Seleccionamos las variables más importantes

In [None]:
data = df[['EDUCATION_1','SEX','PAY_1','AGE','LIMIT_BAL','SUM_LPAY_REC','STD_LBILL_TOT','CV_LPAY_TOT','CV_LBILL_TOT','STD_LPAY_TOT','CANT_PAY_MAY0','BILL_AMT1','RATE_PAY_BILL1','LOG_BILL_AMT1','SUM_LBILL_REC','AVG_LBILL_TOT','AVG_LPAY_TOT','STD_PAY_TOT','DEFAULT']].sample(frac=0.9, random_state=1000)
data_unseen = df[['EDUCATION_1','SEX','PAY_1','AGE','LIMIT_BAL','SUM_LPAY_REC','STD_LBILL_TOT','CV_LPAY_TOT','CV_LBILL_TOT','STD_LPAY_TOT','CANT_PAY_MAY0','BILL_AMT1','RATE_PAY_BILL1','LOG_BILL_AMT1','SUM_LBILL_REC','AVG_LBILL_TOT','AVG_LPAY_TOT','STD_PAY_TOT','DEFAULT']].drop(data.index)
data.reset_index(inplace=True, drop=True)
data_unseen.reset_index(inplace=True, drop=True)
print('Data for Modeling: ' + str(data.shape))
print('Unseen Data For Predictions: ' + str(data_unseen.shape))

In [None]:
# Creación de los datos de train y test
from sklearn.model_selection import train_test_split
X_train, X_test, y_train, y_test = train_test_split(data.drop(['DEFAULT'],axis=1),
                                                   data.DEFAULT,
                                                   test_size=0.333,
                                                   random_state=12345) 

In [None]:
X_train.head()

#### 5.2. Algoritmos Machine Learning

### Regresion Logistica Binaria

In [None]:
from sklearn.linear_model import LogisticRegression
lr = LogisticRegression()

In [None]:
lr.fit(X_train,y_train) # Entrenamiento!

In [None]:
# Con el algoritmo entrenado predecimos sobre la data de train y test!

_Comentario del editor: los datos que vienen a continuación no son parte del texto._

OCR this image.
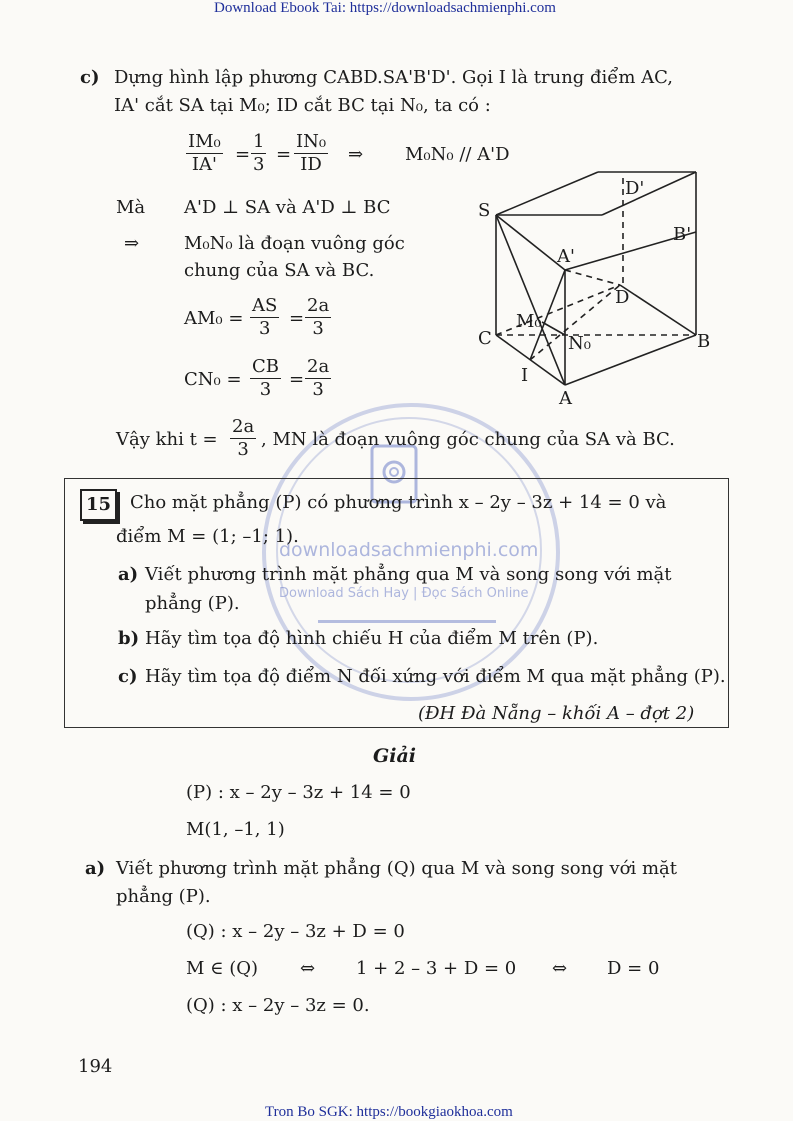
Download Ebook Tai: https://downloadsachmienphi.com
Tron Bo SGK: https://bookgiaokhoa.com
downloadsachmienphi.com
Download Sách Hay | Đọc Sách Online
c) Dựng hình lập phương CABD.SA'B'D'. Gọi I là trung điểm AC,
IA' cắt SA tại M₀; ID cắt BC tại N₀, ta có :
$\frac{\text{IM₀}}{IA'} = \frac{1}{3} = \frac{\text{IN₀}}{ID}$ ⇒ M₀N₀ // A'D
Mà A'D ⊥ SA và A'D ⊥ BC
⇒ M₀N₀ là đoạn vuông góc
chung của SA và BC.
$AM_0 = \frac{AS}{3} = \frac{2a}{3}$
$CN_0 = \frac{CB}{3} = \frac{2a}{3}$
Vậy khi $t = \frac{2a}{3}$ , MN là đoạn vuông góc chung của SA và BC.
S
D'
B'
A'
D
M₀
C	N₀	B
I
A
15	Cho mặt phẳng (P) có phương trình x – 2y – 3z + 14 = 0 và
điểm M = (1; –1; 1).
a) Viết phương trình mặt phẳng qua M và song song với mặt
phẳng (P).
b) Hãy tìm tọa độ hình chiếu H của điểm M trên (P).
c) Hãy tìm tọa độ điểm N đối xứng với điểm M qua mặt phẳng (P).
(ĐH Đà Nẵng – khối A – đợt 2)
Giải
(P) : x – 2y – 3z + 14 = 0
M(1, –1, 1)
a) Viết phương trình mặt phẳng (Q) qua M và song song với mặt
phẳng (P).
(Q) : x – 2y – 3z + D = 0
M ∈ (Q) ⇔ 1 + 2 – 3 + D = 0 ⇔ D = 0
(Q) : x – 2y – 3z = 0.
194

y_pred_train=lr.predict(X_train) # Prediccion sobre train
y_pred_test= lr.predict(X_test) # Prediccion sobre test

In [None]:
## Metricas de validación
def calc_metrics(y_train,y_pred_train,y_test,y_pred_test):
    
    # Matriz de confusion
    print("Matriz confusion: Train")
    cm_train = confusion_matrix(y_train,y_pred_train)
    print(cm_train)

    print("Matriz confusion: Test")
    cm_test = confusion_matrix(y_test,y_pred_test)
    print(cm_test)

    # Accuracy
    print("Accuracy: Train")
    accuracy_train=accuracy_score(y_train,y_pred_train)
    print(accuracy_train)

    print("Accuracy: Test")
    accuracy_test=accuracy_score(y_test,y_pred_test)
    print(accuracy_test)

    # Precision o Aporte del Modelo
    print("Precision: Train")
    precision_train=precision_score(y_train,y_pred_train)
    print(precision_train)

    print("Precision: Test")
    precision_test=precision_score(y_test,y_pred_test)
    print(precision_test)

    # Recall o Sensibilidad 
    print("Recall: Train")
    recall_train=recall_score(y_train,y_pred_train)
    print(recall_train)

    print("Recall: Test")
    recall_test=recall_score(y_test,y_pred_test)
    print(recall_test)

In [None]:
calc_metrics(y_train,y_pred_train,y_test,y_pred_test)

In [None]:
ind = pd.DataFrame(columns = ['Modelo', 'F1Score'])

In [None]:
f1score=f1_score(y_test,y_pred_test)
ind = ind.append({'Modelo' : 'LogReg', 'F1Score' : f1score}, ignore_index = True)
ind

In [None]:
y_prob = lr.predict_proba(X_test)
kds.metrics.report(y_test, y_prob[:,1],plot_style='ggplot')

In [None]:
# Juntamos el ID con la clase
data = np.hstack((X_test['BILL_AMT1'].values.reshape(-1,1), y_prob[:,1].reshape(-1,1)))
df_submmit = pd.DataFrame(data, columns=['Real','Proba'])
df_submmit.to_csv('test_01_lr.csv', index=False)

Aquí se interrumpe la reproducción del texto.